Les microARN (ou miARN) sont de courts acides ribonucléiques (ARN) simple-brin propres aux cellules eucaryotes. Ils possèdent en moyenne 22 nucléotides (en général de 21 à 24).
Les miARN sont des régulateurs post-transcriptionnels capables d’extinction de l’expression d’un gène, leur appariement à une séquence complémentaire de l’ARN messager du gène cible conduit à la répression transcriptionnelle ou à la dégradation de cet ARNm. Le génome humain comprendrait environ 1 000 gènes à l’origine de la transcription de miARN,, lesquels sont abondants dans un grand nombre de types cellulaires et cibleraient environ 60 % des gènes.
Il existe de grandes différences entre les miARN des plantes et des métazoaires.

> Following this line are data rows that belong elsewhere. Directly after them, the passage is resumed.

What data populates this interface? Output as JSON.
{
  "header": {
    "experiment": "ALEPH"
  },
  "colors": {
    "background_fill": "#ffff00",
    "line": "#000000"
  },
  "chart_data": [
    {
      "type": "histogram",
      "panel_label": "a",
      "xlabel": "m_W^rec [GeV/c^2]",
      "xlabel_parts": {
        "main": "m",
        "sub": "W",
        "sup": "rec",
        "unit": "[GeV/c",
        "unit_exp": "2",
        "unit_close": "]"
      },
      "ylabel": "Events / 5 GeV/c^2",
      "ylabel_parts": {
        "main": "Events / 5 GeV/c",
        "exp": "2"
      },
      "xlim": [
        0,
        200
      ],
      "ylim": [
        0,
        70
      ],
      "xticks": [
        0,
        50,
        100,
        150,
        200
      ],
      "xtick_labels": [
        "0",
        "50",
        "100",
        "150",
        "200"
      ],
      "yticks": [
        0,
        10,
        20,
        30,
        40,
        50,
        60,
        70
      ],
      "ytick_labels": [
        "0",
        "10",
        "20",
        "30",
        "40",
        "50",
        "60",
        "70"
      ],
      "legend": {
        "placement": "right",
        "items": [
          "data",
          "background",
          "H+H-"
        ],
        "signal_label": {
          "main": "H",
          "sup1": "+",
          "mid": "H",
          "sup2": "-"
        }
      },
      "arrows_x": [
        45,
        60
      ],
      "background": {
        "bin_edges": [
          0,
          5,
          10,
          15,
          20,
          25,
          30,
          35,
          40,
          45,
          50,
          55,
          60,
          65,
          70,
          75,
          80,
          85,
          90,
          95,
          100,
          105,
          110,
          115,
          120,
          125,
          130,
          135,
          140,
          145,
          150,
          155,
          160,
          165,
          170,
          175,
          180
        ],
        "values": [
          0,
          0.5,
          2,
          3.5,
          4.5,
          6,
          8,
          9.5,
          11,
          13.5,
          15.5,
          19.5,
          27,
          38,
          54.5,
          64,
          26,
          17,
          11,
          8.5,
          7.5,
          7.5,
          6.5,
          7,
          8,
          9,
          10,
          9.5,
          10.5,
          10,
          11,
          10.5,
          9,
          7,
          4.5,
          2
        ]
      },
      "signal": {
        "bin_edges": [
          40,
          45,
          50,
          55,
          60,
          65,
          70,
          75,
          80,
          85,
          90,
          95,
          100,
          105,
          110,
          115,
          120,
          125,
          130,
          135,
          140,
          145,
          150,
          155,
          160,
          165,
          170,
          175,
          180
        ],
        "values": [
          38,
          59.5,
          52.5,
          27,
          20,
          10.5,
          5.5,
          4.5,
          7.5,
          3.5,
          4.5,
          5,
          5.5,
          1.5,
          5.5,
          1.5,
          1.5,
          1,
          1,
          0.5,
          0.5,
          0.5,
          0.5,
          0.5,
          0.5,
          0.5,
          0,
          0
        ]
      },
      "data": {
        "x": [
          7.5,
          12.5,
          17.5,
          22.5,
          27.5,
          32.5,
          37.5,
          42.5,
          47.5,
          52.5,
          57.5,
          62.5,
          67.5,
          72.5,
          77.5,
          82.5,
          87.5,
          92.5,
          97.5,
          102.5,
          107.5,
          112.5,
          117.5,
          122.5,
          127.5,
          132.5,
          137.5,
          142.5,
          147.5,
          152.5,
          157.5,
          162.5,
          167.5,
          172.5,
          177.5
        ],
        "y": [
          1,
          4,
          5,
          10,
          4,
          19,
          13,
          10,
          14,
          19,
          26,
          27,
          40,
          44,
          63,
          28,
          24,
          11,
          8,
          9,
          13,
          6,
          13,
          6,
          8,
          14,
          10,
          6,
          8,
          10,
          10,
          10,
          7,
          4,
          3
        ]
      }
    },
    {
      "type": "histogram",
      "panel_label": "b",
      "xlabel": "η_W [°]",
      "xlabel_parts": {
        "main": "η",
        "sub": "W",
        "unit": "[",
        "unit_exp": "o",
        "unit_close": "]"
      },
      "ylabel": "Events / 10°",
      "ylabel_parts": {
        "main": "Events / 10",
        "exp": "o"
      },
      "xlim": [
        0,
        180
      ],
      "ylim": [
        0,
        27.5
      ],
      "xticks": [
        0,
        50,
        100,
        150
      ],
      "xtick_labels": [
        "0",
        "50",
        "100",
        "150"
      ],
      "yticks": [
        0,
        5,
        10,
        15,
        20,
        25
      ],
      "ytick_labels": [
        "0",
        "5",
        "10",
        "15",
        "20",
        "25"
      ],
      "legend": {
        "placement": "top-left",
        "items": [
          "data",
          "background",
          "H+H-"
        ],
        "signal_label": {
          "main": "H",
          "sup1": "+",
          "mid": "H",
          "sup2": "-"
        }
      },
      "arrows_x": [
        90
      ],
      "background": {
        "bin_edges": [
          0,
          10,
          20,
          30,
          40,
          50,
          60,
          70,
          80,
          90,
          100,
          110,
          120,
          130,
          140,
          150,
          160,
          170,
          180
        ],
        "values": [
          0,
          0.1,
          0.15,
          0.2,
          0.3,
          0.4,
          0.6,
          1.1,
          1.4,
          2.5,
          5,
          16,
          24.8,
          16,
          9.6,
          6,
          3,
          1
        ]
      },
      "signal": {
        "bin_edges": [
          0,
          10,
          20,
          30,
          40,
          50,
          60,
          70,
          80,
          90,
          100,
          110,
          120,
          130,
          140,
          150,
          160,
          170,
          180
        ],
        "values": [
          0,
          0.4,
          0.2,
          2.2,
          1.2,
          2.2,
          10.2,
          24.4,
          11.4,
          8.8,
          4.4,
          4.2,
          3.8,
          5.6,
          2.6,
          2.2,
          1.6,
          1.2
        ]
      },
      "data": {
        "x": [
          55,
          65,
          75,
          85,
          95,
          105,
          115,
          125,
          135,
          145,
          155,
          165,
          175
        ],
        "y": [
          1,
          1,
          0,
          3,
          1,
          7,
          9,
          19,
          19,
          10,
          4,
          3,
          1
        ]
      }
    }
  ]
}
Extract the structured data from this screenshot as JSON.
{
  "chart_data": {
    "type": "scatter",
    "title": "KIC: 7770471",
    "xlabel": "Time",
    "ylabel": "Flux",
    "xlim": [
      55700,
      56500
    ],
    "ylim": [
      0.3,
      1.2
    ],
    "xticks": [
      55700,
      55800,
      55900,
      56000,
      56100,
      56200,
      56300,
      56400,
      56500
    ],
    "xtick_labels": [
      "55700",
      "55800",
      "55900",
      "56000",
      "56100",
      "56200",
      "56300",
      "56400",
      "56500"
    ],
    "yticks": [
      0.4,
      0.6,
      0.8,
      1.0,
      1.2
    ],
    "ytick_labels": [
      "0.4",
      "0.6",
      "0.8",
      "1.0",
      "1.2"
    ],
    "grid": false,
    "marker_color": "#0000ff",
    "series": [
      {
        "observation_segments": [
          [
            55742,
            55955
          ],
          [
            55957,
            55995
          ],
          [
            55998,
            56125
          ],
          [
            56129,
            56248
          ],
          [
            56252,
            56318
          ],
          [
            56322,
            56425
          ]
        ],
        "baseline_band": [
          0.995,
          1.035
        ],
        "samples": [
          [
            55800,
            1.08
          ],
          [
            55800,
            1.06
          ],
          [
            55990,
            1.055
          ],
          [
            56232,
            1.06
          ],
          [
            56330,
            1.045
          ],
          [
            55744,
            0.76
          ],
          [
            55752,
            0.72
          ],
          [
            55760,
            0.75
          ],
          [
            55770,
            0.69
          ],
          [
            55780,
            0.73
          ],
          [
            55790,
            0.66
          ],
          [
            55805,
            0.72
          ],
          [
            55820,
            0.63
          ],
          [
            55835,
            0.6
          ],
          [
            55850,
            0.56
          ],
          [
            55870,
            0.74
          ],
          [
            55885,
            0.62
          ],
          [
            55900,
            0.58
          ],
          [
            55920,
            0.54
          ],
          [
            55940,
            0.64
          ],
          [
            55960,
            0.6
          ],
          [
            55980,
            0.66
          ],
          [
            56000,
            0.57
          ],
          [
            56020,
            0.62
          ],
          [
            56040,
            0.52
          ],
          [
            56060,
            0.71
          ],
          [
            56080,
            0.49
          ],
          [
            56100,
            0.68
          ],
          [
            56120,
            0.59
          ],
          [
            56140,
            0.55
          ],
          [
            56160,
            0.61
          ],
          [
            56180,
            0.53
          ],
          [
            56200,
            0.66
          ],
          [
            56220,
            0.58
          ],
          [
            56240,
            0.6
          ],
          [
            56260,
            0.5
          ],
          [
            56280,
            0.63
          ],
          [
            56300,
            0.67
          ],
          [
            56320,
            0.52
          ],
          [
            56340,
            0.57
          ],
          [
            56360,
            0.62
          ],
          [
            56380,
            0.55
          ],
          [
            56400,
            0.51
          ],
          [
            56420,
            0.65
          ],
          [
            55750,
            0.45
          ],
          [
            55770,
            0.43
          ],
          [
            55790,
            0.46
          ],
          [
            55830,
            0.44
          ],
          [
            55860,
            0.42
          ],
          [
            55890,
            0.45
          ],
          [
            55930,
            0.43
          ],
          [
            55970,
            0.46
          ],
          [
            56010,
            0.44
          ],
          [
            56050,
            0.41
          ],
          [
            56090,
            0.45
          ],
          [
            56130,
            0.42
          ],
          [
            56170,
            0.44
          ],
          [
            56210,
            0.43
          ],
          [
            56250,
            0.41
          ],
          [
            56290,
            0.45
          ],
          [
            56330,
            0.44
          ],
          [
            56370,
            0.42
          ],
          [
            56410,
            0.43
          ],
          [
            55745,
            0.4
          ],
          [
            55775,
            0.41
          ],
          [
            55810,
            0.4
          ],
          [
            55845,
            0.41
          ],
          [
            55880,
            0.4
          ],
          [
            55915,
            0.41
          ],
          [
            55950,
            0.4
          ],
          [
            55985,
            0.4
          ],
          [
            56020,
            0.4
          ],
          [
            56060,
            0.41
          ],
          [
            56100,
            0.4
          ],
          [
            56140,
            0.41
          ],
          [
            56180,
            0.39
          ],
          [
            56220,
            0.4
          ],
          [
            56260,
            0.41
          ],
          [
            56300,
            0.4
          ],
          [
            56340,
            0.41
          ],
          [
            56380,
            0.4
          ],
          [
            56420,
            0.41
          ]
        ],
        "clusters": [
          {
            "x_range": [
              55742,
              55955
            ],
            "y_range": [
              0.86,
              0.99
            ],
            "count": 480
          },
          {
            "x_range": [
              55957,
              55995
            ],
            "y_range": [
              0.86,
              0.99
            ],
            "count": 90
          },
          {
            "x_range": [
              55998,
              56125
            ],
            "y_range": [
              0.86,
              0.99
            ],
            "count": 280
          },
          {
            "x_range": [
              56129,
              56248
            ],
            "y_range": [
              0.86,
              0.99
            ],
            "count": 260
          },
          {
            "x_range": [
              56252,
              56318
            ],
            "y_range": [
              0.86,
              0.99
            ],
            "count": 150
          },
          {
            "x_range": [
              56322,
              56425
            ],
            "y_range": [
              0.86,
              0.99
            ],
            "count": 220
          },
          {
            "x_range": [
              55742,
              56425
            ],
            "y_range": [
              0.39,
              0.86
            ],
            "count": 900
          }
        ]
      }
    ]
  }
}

Chez les végétaux, la répression transcriptionnelle requiert généralement une hybridation parfaite ou quasi-parfaite entre le miARN et son ARNm cible ; une hybridation imparfaite conduit plutôt à une répression au niveau traductionnel. Chez les métazoaires au contraire, l’hybridation des miARN à leur cible concerne typiquement une région plus restreinte du miARN s’étendant sur les bases 2 à 7. Un miARN peut alors cibler de nombreux sites différents sur un seul ou plusieurs ARNm. Une autre différence entre plantes et métazoaires concerne la position du site cible sur l’ARNm. Chez les métazoaires, le site d’hybridation se trouve dans la région 3’ non traduite (3’UTR) ; ceci explique pourquoi un même miARN peut cibler plusieurs ARNm. Chez les plantes, le site d’hybridation peut se trouver dans la région 3’UTR, mais se situe plus souvent dans la séquence codante. Les miARN sont bien conservés chez les organismes eucaryotes et seraient une composante ancestrale et indispensable de la régulation de l’expression des gènes.
Les premiers miARN ont été caractérisés au début des années 1990. Toutefois, il a fallu attendre le début des années 2000 pour que les miARN soient reconnus comme une classe distincte de régulateurs biologiques possédant des fonctions conservées. Depuis lors, les travaux de recherche menés sur les miARN ont mis en évidence leurs multiples rôles dans la régulation négative (dégradation et séquestration des transcrits, suppression traductionnelle) et leur implication possible dans une régulation positive (activation transcriptionnelle et traductionnelle). Parce qu’ils affectent la régulation de l’expression des gènes, on peut penser que les miARN interviennent dans la plupart des processus biologiques. On a déjà décrit que les miARN peuvent être exprimés différemment d’un tissu ou d’un type cellulaire à l’autre.
L’expression aberrante de miARN serait également impliquée dans de nombreuses pathologies, et des thérapies fondées sur les miARN sont actuellement à l’étude.